Proposition 6 gains wide support as Californians seeks a gas tax repeal.
Prop 6 is a proposition making headway in the 2018 midterm elections. The proposition, if passed, will effectively remove the gas tax legislation that was signed into action by Gov. Jerry Brown of California on April 12, 2017.
On Nov. 1st, the gas tax increased gas prices by 12 cents to the gallon. This has come as a shock to many Californians who are already seeing increased prices for other everyday items such as food, gas (home utility) and electricity. However, those hit the hardest by the gas tax have been commuters.
California is abundant with commuters, including those that travel a far distance to attend colleges and universities.
Students at California State University (CSU) report being directly affected by the gas tax and report increased financial instability as a result of increasing gas prices. However, although the gas tax has been somewhat burdensome to commuters, commuters have also complained about the roads and infrastructures they drive on.
The gas tax purpose is to fix the problems commuters face daily. The gas tax was originally implemented in hopes of decreasing road congestion, fix damaged bridges and roadways and minimizing construction zones and durations.
Unfortunately, Californians, including California State University, San Bernardino students feel discouraged by the lack of immediate change that has taken place this past year.
Students are frustrated by the ever-growing congestion on Interstates and freeways, and can’t imagine the gas tax providing them any timely relief.
Steven deWalden, a CSUSB student that regularly commutes to campus, believes the gas tax isn’t being used in the best ways possible.
“They’re not using the previous taxes appropriately… If they were, they’d be able to finish previous projects,” deWalden said. He added that he would “like to know exactly where the money is going.”
Regardless of the backlash by commuters, California politicians have been actively campaigning against the passing of prop. 6.
They warn that the repeal of the gas tax will put California in a dangerous position, costing the state an estimated $5 billion in tax revenue. Critics of prop 6 warn that crumbling infrastructure could seriously jeopardize commuter safety, potentially putting lives at risk.
However, many Californians realize that the gas tax unfairly and disproportionately affects the already struggling middle and lower classes. A large number of commuters travel to and from school and work because the cost of living in those areas is too costly.
Yet, people in the upper class and people who have a more disposable income to spend on gas, do not commute as much, or they have the resources to use more Eco-friendly options like electric or hybrid cars.
Unfortunately, electric and hybrid cars are still financially out of reach for the struggling middle class and poor, leaving them with no other option than to pay the gas tax.
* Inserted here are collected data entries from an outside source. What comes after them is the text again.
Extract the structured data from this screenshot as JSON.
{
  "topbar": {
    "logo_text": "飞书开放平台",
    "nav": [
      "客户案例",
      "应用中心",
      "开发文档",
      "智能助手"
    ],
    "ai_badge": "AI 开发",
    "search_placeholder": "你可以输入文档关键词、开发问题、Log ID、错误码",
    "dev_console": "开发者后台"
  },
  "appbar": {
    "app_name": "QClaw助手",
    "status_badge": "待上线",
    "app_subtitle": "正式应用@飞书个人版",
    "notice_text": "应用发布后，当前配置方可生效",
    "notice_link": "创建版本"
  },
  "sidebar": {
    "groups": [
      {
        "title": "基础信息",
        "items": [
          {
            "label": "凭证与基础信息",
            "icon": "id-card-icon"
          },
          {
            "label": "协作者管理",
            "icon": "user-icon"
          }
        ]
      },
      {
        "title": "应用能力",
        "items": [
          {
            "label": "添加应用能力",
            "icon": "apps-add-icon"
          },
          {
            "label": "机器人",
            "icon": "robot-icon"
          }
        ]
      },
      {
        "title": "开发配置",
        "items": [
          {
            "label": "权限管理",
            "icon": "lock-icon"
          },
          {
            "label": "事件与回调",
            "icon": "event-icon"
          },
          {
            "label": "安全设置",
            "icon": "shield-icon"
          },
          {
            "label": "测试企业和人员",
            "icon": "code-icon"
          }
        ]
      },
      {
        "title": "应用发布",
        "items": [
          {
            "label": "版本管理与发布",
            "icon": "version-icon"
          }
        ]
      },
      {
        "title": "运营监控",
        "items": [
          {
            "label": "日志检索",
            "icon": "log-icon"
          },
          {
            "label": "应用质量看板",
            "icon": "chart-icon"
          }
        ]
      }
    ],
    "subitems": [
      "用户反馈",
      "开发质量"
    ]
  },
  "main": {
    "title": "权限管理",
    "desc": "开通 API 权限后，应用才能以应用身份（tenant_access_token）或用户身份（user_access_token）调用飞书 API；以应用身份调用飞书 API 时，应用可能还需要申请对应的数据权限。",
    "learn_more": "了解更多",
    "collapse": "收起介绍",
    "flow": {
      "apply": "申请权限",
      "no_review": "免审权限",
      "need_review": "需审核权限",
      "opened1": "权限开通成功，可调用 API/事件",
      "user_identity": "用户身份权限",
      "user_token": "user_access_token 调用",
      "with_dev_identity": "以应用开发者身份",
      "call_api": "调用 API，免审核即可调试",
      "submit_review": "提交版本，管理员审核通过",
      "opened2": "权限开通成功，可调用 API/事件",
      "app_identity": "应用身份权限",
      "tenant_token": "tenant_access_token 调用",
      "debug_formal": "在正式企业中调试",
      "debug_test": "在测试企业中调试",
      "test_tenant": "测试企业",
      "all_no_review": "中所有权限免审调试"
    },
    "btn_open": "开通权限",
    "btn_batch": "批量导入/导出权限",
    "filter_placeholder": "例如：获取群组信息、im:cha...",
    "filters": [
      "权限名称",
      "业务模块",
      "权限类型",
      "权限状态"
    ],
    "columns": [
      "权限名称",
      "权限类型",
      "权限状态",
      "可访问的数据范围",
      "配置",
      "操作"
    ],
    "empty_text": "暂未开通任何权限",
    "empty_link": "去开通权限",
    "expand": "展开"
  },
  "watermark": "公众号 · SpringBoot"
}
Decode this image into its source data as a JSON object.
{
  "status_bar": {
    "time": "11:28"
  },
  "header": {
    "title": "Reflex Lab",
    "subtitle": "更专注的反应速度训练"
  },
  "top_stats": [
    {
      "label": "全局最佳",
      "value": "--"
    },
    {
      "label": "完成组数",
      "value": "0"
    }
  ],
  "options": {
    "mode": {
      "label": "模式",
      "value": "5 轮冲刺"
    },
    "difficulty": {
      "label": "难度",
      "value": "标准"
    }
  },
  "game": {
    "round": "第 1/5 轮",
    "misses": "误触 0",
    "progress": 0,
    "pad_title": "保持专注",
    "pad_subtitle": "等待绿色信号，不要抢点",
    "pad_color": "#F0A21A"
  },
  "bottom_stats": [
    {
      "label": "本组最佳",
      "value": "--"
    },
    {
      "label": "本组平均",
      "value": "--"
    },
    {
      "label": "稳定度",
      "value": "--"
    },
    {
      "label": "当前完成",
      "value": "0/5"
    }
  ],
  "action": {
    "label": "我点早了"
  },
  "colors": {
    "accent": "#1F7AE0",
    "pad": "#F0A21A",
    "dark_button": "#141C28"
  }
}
It should also be noted that people with electric cars are not contributing to the infrastructure projects enacted by the gas tax because they do not require gas, despite being contributors of crumbling infrastructure, worn down roads, and heavy congestion.
deWalden said he feels the tax “definitely goes against the lower income communities.” Funds are disproportionately disbursed and “most upper-class communities’ roads are better maintained” than lower-class communities’ roads.